Write the theme tune, sing the theme tune... - Elen Caldecott

As people who know me well will know, films come a very close second to books on my list of 'things I'd rather be doing'. I go to the cinema usually once a week and will also watch a couple on LoveFilm or on TV too.

Last week's cinema expedition was something different to the norm. I went to see Red State by Kevin Smith. When I say 'by' Kevin Smith, that's pretty much exactly what I mean - written by, directed by, distributed by...that Kevin Smith. Even the funding for the film was raised by Kevin Smith from private donors. Once the film was made, most of his marketing was done via podcasts, personal appearances and literally schleping the film from city to city - at least in the US. This film is more the vision of one person than any I've seen in the cinema outside a short film festival.

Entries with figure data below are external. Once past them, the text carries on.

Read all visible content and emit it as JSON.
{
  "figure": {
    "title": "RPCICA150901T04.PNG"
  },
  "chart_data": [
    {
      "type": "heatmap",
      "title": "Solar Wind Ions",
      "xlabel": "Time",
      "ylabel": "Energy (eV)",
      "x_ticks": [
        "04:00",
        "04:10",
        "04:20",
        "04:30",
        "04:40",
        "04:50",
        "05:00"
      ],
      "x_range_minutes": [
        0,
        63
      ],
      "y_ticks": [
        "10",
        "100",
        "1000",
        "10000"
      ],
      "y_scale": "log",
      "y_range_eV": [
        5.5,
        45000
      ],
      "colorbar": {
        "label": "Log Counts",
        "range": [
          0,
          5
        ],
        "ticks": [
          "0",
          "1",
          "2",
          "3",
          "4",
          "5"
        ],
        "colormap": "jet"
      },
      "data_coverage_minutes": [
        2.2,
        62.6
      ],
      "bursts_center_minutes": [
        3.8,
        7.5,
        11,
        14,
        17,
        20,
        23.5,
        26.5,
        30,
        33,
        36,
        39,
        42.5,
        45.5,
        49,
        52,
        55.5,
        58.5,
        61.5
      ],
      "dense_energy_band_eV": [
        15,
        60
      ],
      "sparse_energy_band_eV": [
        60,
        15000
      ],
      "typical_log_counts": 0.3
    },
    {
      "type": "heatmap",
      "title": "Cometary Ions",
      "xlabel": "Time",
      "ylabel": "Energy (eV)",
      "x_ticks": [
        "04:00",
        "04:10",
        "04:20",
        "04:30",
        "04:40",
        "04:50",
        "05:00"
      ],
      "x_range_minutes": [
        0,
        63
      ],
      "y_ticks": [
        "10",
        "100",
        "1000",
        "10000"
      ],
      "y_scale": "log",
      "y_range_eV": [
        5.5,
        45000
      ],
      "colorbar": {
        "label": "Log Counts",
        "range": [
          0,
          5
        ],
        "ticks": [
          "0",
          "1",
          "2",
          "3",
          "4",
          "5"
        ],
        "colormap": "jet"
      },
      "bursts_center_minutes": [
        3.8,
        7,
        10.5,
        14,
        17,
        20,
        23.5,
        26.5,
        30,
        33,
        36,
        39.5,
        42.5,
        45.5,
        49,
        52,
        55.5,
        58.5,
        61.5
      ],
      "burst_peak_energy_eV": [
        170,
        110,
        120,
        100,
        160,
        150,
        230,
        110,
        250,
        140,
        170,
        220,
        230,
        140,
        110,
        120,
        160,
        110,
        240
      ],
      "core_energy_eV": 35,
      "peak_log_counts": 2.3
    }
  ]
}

This kind of one-man-band of filmmaking is a close equivalent to serious self-publishing. Like buying a self-published book for cold hard cash, I went to a cinema, paid the standard fee, bought popcorn, watched ads and trailers and then saw a product that came to me pretty directly from the mind of its creator. It was free of influence of studios, focus groups, distributors etc. All the people who are usually accused of forcing directors to churn out guff like Final Destination 5 (my own personal title-stuffed-with-irony favourite). The publishing parallel to those people might be the bookchains who don't like a book's cover, or the marketing dept who don't like the main character's ethnicity. The people that are usually the subject of irate rants on writers' forums.

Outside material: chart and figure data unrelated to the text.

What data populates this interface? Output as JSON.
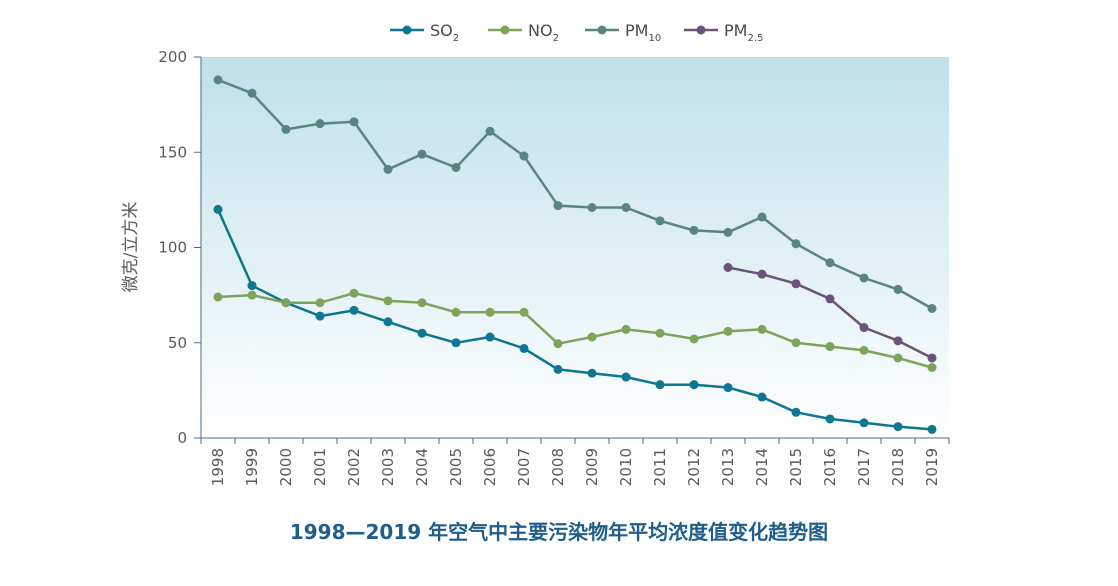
{
  "chart_data": {
    "type": "line",
    "title": "1998—2019 年空气中主要污染物年平均浓度值变化趋势图",
    "xlabel": "",
    "ylabel": "微克/立方米",
    "ylim": [
      0,
      200
    ],
    "yticks": [
      0,
      50,
      100,
      150,
      200
    ],
    "x": [
      1998,
      1999,
      2000,
      2001,
      2002,
      2003,
      2004,
      2005,
      2006,
      2007,
      2008,
      2009,
      2010,
      2011,
      2012,
      2013,
      2014,
      2015,
      2016,
      2017,
      2018,
      2019
    ],
    "legend_position": "top-center",
    "series": [
      {
        "name": "SO",
        "sub": "2",
        "color": "#0e7691",
        "values": [
          120,
          80,
          71,
          64,
          67,
          61,
          55,
          50,
          53,
          47,
          36,
          34,
          32,
          28,
          28,
          26.5,
          21.5,
          13.5,
          10,
          8,
          6,
          4.5
        ]
      },
      {
        "name": "NO",
        "sub": "2",
        "color": "#7ca45a",
        "values": [
          74,
          75,
          71,
          71,
          76,
          72,
          71,
          66,
          66,
          66,
          49.5,
          53,
          57,
          55,
          52,
          56,
          57,
          50,
          48,
          46,
          42,
          37
        ]
      },
      {
        "name": "PM",
        "sub": "10",
        "color": "#5a847f",
        "values": [
          188,
          181,
          162,
          165,
          166,
          141,
          149,
          142,
          161,
          148,
          122,
          121,
          121,
          114,
          109,
          108,
          116,
          102,
          92,
          84,
          78,
          68
        ]
      },
      {
        "name": "PM",
        "sub": "2.5",
        "color": "#6a5478",
        "values": [
          null,
          null,
          null,
          null,
          null,
          null,
          null,
          null,
          null,
          null,
          null,
          null,
          null,
          null,
          null,
          89.5,
          86,
          81,
          73,
          58,
          51,
          42
        ]
      }
    ],
    "colors": {
      "plot_top": "#bfe0ea",
      "plot_bottom": "#ffffff",
      "axis": "#4a6a8a",
      "title": "#1f5d8a"
    }
  }
}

So, what was a 'self-published' film like?
Well, quite good.

I had thought about posting the trailer here...but it's 18-rated and so it could get me into trouble. It's on YouTube if you want a look. In a nutshell, three boys get kidnapped by a family of fundamentalist Christians and are punished for their perceived sins. Like I say, it's an 18. In the hands of a studio it would probably have been a shlock-horror, perhaps with a bit of torture porn thrown in. In the hands of a single-voice director, it is something less polished, but also strangely satisfying. Kevin Smith actually has something to say and he uses the actors as mouthpieces for his idea. Admittedly, there are over-long speeches and it's disconcerting not to have a clear hero. But it was also very refreshing indeed.

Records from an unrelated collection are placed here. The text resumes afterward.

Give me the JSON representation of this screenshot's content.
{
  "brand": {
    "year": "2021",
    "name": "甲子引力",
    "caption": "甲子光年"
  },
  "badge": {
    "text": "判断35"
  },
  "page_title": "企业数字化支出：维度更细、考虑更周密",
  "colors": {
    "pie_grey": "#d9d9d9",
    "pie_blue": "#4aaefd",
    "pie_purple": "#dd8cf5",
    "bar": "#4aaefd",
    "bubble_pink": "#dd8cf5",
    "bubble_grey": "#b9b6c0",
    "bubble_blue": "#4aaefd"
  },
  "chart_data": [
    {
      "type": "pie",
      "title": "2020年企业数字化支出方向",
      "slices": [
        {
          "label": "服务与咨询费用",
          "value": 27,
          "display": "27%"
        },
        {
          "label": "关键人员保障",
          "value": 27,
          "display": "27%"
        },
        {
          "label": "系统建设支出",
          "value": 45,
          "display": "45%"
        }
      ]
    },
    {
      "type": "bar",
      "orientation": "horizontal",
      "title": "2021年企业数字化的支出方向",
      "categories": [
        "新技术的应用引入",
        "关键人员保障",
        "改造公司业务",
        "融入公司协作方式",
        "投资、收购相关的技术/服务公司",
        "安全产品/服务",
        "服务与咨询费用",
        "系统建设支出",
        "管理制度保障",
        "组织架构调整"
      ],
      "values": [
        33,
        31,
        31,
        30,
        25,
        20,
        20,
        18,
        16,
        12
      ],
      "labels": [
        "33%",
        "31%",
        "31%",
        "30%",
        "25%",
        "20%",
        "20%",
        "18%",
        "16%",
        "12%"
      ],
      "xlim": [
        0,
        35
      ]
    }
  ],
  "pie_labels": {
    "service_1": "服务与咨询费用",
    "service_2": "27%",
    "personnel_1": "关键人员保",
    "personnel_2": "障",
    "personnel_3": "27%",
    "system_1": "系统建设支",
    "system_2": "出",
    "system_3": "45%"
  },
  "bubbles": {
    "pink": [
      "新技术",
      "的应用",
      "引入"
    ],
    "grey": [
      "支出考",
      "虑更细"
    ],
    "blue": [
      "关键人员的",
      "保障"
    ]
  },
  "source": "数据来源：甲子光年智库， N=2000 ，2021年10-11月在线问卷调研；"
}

Auteurs aren't new, of course. But for most of my cinema-going life, they've been the stuff of myth. I'm much more used to studio-productions. Just as I've been used to publisher-led fiction. I wonder, will we find that the self-publishing revolution that's taking place around us will lead to auteurs making their mark in our industry too?
Elen's Facebook Page


Savita Kalhan said...

I've just watched the trailer and it is FRIGHTENING. I'd like to see the film, but would I have the stomach to watch it? I'm not sure, but I think I would give it a go. Without the backing of a major studio, life as a director has got to be as hard as that of a self-published writer. A few make it, the others struggle - and it's much more expensive to make a film than print books. Good luck to him!

Liz Kessler said...

This is really interesting. Have to confess I'm a big bag of pick 'n mix and a trashy mainstream film kind of girl, but I do love to hear about people - whether in books or movies or whatever - overcoming the big guys in the system to get their creative efforts out to the public. So good on him!